On the developer’s side, long periods of “we’re working hard, but haven’t completed anything” often mask serious issues with the project: technical challenges, poor project management, unclear requirements or a lack of testing. On the stakeholder’s side taking the time to run the software and review features as they’re being coded confirms that things work as expected to stakeholders understanding and also gives an opportunity to refine requirements sooner for a reduced final cost.

6. Engage Users Early and Often in Your Project.

Finding out what your users and potential users will want from your software is a critical part of your project. This should happen on a continuous basis.

Before or near the start of your project, ask potential users what they want. However note that using this type of feedback requires intelligence and care:

  • Users will tend to describe what they’re already used to, rather than what they really need. For example they may ask that your software export data into a comma separated text file. However, it turns out that file is then just manually imported into a spreadsheet which is used to generate a formal PDF report. The feature the user really wants is to have your software generate the PDF report directly.

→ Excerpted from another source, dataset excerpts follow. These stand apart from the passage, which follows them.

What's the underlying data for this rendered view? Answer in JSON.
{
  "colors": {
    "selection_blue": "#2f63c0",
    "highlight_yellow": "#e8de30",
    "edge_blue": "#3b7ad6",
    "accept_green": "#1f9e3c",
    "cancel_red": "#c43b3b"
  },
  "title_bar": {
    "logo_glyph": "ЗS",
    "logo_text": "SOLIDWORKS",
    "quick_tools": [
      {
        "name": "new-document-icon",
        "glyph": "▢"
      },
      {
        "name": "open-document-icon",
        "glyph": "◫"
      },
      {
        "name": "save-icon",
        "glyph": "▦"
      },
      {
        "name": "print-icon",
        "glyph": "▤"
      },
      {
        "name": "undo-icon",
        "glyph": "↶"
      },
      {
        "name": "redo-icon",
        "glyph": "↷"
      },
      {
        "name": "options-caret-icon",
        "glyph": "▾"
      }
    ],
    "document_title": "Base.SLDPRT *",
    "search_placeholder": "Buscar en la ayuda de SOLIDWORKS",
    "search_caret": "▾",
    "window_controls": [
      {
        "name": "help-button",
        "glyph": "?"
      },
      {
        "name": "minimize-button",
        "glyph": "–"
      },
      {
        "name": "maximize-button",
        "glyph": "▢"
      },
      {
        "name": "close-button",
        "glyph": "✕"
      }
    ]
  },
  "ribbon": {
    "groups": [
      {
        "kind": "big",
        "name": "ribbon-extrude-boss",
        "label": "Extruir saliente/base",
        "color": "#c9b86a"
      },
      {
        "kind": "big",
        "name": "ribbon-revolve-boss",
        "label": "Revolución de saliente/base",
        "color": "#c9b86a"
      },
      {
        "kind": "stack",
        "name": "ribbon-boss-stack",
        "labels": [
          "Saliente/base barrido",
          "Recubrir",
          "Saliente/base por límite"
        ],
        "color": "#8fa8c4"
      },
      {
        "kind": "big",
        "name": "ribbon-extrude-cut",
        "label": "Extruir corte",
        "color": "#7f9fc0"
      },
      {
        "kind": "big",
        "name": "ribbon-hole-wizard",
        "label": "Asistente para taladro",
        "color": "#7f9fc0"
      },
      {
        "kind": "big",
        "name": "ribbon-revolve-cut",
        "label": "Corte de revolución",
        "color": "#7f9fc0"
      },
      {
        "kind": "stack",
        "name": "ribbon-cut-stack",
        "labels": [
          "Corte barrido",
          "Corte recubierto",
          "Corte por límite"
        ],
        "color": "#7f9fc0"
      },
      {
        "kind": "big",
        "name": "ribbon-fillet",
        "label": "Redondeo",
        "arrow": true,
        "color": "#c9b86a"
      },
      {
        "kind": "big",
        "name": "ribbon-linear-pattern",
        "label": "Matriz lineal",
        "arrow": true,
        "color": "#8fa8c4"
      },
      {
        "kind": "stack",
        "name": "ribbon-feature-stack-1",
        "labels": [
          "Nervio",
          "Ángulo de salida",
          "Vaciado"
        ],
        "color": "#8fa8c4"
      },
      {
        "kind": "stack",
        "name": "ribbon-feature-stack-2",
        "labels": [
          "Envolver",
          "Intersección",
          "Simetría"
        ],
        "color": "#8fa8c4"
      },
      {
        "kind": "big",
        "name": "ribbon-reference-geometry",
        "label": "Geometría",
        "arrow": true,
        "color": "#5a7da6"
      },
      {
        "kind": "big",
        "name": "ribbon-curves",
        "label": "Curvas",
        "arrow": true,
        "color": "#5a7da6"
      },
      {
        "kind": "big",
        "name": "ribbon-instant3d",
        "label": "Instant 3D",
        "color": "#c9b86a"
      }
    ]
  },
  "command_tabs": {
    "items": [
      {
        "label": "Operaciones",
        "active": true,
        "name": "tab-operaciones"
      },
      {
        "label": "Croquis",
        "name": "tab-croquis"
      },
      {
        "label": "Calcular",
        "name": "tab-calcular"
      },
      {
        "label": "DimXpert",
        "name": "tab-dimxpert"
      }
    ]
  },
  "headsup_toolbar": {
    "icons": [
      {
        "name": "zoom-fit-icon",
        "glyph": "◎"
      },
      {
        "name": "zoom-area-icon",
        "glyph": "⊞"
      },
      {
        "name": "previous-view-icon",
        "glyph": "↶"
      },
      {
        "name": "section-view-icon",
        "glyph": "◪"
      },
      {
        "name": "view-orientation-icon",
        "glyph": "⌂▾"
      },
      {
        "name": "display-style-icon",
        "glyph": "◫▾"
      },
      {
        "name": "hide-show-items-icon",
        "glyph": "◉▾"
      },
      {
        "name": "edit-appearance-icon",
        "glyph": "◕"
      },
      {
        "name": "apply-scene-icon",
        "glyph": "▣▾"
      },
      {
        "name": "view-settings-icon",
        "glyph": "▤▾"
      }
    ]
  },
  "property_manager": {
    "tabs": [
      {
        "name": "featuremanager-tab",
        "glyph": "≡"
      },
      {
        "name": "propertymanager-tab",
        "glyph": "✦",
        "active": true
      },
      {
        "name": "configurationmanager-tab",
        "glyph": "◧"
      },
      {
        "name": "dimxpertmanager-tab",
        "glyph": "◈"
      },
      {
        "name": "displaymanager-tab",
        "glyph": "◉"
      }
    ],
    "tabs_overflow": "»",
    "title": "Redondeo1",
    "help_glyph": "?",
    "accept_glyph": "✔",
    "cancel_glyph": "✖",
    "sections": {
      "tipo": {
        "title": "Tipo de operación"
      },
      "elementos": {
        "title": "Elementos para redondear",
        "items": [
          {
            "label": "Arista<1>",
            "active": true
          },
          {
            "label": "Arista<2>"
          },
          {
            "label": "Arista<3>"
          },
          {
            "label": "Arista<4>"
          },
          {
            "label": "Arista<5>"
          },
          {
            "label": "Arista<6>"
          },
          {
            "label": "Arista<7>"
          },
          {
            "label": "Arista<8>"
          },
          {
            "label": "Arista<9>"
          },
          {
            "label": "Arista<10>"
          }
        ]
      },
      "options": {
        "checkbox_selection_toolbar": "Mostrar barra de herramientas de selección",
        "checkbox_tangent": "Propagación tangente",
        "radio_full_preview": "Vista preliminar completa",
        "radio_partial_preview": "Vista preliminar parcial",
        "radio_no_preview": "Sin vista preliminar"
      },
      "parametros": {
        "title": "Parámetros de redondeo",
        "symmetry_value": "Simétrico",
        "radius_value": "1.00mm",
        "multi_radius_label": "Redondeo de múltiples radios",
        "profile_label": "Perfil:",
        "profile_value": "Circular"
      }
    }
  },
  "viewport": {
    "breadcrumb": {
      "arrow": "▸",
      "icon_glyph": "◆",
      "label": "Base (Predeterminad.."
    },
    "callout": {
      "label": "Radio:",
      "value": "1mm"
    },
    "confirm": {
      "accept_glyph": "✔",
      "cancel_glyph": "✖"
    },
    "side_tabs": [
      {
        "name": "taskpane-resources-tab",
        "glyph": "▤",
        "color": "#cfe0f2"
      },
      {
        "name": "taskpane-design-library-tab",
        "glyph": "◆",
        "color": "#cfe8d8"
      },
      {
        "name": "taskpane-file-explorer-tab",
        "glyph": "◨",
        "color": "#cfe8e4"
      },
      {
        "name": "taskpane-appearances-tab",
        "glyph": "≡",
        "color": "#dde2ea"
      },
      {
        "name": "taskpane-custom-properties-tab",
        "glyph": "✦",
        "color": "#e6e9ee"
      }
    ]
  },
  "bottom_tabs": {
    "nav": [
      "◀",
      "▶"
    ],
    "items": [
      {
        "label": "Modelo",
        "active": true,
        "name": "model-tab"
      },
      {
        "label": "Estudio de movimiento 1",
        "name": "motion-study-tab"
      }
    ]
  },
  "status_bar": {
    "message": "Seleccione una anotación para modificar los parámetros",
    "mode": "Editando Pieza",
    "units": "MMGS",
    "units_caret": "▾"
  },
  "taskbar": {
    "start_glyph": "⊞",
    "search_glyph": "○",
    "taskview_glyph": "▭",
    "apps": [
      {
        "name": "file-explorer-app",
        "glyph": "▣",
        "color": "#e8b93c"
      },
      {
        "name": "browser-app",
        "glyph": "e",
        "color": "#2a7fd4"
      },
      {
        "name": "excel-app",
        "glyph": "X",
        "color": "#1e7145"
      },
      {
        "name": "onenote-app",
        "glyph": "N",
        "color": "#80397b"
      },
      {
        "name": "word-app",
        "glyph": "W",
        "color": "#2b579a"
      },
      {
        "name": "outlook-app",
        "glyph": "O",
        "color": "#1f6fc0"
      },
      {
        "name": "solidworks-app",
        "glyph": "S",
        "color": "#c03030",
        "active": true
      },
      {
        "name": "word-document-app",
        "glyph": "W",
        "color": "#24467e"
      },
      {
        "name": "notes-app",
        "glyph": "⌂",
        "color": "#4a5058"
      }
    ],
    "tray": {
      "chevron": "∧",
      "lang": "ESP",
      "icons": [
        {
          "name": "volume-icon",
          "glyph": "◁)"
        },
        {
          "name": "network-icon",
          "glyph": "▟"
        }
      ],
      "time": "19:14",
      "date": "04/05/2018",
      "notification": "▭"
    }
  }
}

  • Small but loud minorities of your users may skew your results by raising more concern about a particular issue than is warranted.

Later in the project, usability testing is well worth the effort. In this potential users sit down with the current version of the software and attempt to do a set of tasks while being observed. This doesn’t need to be a heavy process: testing with just a handful of users will gain a lot of insight into usability problems. And modern tools like screen sharing and video conferencing make this sort of testing easy to set up for many projects.

How it reduces risk:

There is no substitute for watching a user work through a task to find out areas where your UI is badly designed. Also watching and talking to users can gain new insights into particular features users do and don’t want in your software.

7. After You Release: Maintainability

You software project won’t end when you release your first public version. Users will report bugs, and ask for new features. Vendors will release new versions of the platforms you run on. You may decide to add a new platform to your product. Your developers may move on to other projects and need to be replaced with a new team.

Documentation on a custom software project is often neglected in favor of visible progress adding new capabilities to your software. However, this can have a long term cost, as eventually institutional memory of how your software was written will be lost. You should consider

  • End-user documentation: manual, help pages.

  • Requirements documentation from which the software was built.

  • High level documentation of the software architecture so a new developer can get an overview of its design.

  • Documentation on build and release process and tools used for development and testing to allow a new developer to understand the practical details needed to get productive.

  • Source-level documentation: thorough, clear code comments and probably an integrated documentation tool.

How it reduces risk:

Failing to document the software may not show up as a problem immediately for the project. However, later in the lifecycle you will pay a far higher deferred maintenance cost to try and recover the knowledge of how the software was originally built and why.